Mental Hospital Can’t ‘Castrate’ Unruly Patient

     (CN) — A mental-hospital patient should not be “chemically castrated” as a result of his inappropriate sexual behavior, the Colorado Court of Appeals ruled.
     C.J.R., 60, has been a patient of the Colorado Mental Health Institute for 24 years. His schizoaffective disorder caused him to hallucinate about dead babies and to believe that his medicine and food are contaminated.
     His sexually inappropriate behavior includes walking naked into the ward, which includes both men and women, and masturbating in front of hospital staff.
     C.J.R.’s behavior worsened after he stopped taking an antipsychotic drug called Clozaril due to a seizure. He frightened female patients with more frequent nude appearances.
     He also grabbed a nurse’s breasts and genitals, and he “repeatedly and inappropriately solicited staff members for sex.”

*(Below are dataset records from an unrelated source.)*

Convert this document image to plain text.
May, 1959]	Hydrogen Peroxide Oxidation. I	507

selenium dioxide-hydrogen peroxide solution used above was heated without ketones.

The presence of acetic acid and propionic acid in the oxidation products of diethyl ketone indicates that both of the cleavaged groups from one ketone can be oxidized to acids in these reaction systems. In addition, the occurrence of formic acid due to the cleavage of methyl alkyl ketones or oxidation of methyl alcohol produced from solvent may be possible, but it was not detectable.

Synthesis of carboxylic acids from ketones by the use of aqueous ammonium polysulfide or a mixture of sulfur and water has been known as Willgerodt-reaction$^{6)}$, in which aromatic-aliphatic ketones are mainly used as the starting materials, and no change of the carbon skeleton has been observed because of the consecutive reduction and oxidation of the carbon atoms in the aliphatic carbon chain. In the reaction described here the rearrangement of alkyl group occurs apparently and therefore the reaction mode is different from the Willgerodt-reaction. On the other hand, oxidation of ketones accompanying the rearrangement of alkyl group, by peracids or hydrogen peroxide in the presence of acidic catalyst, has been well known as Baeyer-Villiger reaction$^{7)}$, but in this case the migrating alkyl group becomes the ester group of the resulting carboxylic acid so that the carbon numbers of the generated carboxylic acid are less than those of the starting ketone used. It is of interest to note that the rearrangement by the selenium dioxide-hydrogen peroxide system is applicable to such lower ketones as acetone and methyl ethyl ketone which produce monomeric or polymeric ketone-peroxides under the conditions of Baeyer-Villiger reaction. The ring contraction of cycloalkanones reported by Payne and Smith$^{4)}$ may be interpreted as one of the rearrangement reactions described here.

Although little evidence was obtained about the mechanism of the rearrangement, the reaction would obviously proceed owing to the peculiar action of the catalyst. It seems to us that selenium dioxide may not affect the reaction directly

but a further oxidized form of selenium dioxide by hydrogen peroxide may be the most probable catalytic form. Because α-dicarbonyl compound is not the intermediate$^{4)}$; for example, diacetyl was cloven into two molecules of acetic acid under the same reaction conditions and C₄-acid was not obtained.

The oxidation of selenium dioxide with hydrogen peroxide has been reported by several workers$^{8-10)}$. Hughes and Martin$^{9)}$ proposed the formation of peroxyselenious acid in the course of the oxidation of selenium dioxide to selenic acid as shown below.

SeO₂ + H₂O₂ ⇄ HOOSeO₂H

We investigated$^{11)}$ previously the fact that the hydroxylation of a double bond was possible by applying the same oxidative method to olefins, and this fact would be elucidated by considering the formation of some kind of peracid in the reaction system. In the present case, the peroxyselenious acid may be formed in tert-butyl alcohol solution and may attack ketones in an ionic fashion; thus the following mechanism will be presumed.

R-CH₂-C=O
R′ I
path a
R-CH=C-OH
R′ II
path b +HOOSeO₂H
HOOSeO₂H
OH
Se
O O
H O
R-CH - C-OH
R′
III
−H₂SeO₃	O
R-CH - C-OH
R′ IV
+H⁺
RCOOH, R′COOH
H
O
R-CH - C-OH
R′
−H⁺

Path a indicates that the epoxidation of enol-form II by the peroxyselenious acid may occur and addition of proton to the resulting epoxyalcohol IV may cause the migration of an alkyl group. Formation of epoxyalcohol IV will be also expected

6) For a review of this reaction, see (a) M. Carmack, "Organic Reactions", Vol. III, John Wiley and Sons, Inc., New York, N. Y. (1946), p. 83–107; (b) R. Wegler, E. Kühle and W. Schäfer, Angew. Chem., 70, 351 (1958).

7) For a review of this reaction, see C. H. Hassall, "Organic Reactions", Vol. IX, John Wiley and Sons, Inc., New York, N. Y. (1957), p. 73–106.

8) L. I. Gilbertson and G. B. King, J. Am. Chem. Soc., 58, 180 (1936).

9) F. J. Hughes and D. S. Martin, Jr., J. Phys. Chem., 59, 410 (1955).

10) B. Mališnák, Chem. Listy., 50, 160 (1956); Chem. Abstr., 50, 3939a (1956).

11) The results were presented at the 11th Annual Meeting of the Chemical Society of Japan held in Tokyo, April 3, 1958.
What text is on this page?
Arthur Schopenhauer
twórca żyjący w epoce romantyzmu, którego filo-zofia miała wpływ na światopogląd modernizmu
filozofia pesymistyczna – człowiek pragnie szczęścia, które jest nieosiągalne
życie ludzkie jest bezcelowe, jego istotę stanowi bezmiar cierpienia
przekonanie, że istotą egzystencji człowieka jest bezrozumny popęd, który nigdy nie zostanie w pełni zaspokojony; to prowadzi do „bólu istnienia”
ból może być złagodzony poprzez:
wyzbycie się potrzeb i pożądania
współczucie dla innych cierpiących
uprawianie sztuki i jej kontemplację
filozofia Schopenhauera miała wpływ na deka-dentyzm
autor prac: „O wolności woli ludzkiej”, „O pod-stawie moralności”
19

     A psychiatrist prescribed Depo-Provera, a contraceptive for women that also has been used on men to control inappropriate sexual urges.
     This use of Depo-Provera on men is commonly known as “chemical castration.” It reduces sex drive, lowers testosterone and causes temporary impotence. The drug is delivered by injection and lasts about 90 days.
     C.J.R refused to take the drug. The state of Colorado took the action to the Denver Probate Court, which authorized the chemical castration.
     However, the Colorado Court of Appeals reversed the decision in an opinion written by Judge Michael Berger.
     “Because the involuntary chemical castration of an individual poses such an affront to his dignity and personal integrity,” we conclude that the involuntary chemical castration of a person under these circumstances may be authorized, if at all, only by the General Assembly (and then only if consistent with the Constitutions of the United States and the State of Colorado),” he wrote.
     He noted that the General Assembly had considered and rejected the use of chemical castration on those who commit some sexual crimes against a child.
     Berger added that the state failed to prove that less intrusive treatment methods were not available.
     Judge Steve Bernard wrote a partially dissenting opinion.
     “By only heeding his moral imperative, I am concerned that the majority gives short shrift to the moral imperative of protecting other patients and the staff at the Colorado Mental Health Institute at Fort Logan, where C.J.R. is hospitalized,” he wrote.
     Attorneys for both sides have not responded to email requests for comment.